No doubt there were auditions for the role of Kim Jong-il, possibly at the sprawling film studios in Pyongyang where the Dear Leader once personally directed and produced propaganda epics. A whole cast of actors may have had to be trained to play the role considering the changes in his appearance. “One of the refugees said she has heard of many look-alikes,” says Kim Bum-soo, editor of a political weekly here. “He must have. Why not?”  When Kim Jong-il showed up live on video at the Supreme People’s Assembly, he was no longer the pudgy fellow that he was before his stroke eight months earlier. An actor would have had to rehearse diligently, as if for the starring role in a great international theater, to portray him as he slowly recovered to the point at which he could meet and greet first Bill Clinton and then Wen Jiabao.
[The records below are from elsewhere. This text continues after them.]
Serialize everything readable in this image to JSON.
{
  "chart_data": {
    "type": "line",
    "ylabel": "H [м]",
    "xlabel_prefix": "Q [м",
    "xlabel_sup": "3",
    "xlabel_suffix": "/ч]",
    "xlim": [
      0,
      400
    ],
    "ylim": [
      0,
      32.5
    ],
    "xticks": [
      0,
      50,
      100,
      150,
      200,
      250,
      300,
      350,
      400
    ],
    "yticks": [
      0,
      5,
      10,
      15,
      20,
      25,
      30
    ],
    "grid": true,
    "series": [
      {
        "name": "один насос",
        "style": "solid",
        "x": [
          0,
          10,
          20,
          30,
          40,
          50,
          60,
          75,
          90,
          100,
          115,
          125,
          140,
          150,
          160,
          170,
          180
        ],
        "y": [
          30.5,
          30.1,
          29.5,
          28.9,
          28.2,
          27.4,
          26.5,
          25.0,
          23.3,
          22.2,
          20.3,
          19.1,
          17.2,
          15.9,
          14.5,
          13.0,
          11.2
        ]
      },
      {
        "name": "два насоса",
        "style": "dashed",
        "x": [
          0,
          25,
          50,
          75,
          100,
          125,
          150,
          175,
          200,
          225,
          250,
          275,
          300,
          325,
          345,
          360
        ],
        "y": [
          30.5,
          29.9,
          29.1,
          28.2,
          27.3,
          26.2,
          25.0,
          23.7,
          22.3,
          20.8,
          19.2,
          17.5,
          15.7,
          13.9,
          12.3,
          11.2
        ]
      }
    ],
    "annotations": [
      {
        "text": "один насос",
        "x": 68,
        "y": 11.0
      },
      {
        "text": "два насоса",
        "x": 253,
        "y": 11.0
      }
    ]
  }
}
After going to Pyongyang for the inter-Korean summit of June 2000, Kim Dae-jung discouraged satires on Kim Jong-il for fear of upsetting his Sunshine policy of reconciliation with the North. From time to time, however, South Koreans still delight in appearing on TV satirizing the curly-haired little guy. In North Korea, of course, the role of the Dear Leader is no laughing matter. Could it be that an actor is not only playing the part but usurping the power -- extemporaneously mouthing orders? And do all those at or near the center of power in Pyongyang necessarily know who’s really who? It’s time to end the game of guessing who’s Kim Jong-il and who’s not.  Will the real deal, that is the Dear Leader himself, please stand up and be counted – not two or three or four times but once and for all?